A las nueve treinta de aquella misma mañana, no habiendo venido todavía ningún cliente, fui al video-club del señor Boldo, que quedaba justo enfrente de la peluquería, y le dije al señor Boldo:
– Señor Boldo, me veo precisado de salir una horita. Échele un ojo a la peluquería y si ve entrar a alguien, dígale que vuelvo en seguida. Si hace falta, póngale un vídeo y ya le pagaré yo luego el alquiler.

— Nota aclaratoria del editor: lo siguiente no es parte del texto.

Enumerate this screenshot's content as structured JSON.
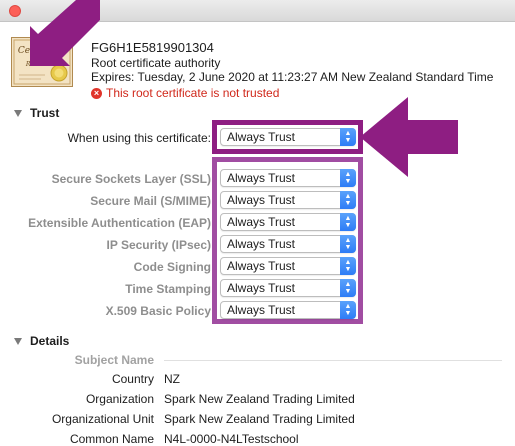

Cogí el autobús y llegué a la parroquia de La Concepción a las diez y diez. No me hizo falta preguntar nada, porque un caballero vestido de gris y apostado en la puerta del templo me tendió un recordatorio acreditativo de haber pasado Pardalot a mejor vida. Le di cinco duros y entré. Supuse que la familia del finado ocuparía el mejor sitio, es decir, el primer banco empezando por el altar, y me abrí paso entre el gentío que abarrotaba la nave, alternando codazos y empellones con palabras de consuelo y condolencia, hasta cruzarla de punta a punta. Allí, en efecto, se alineaban varias mujeres enlutadas, que murmuraban con la cabeza gacha, y varios hombres bien trajeados, que dejaban vagar la mirada por las alturas mientras un sacerdote desgranaba conceptos razonados, oportunos y provechosos.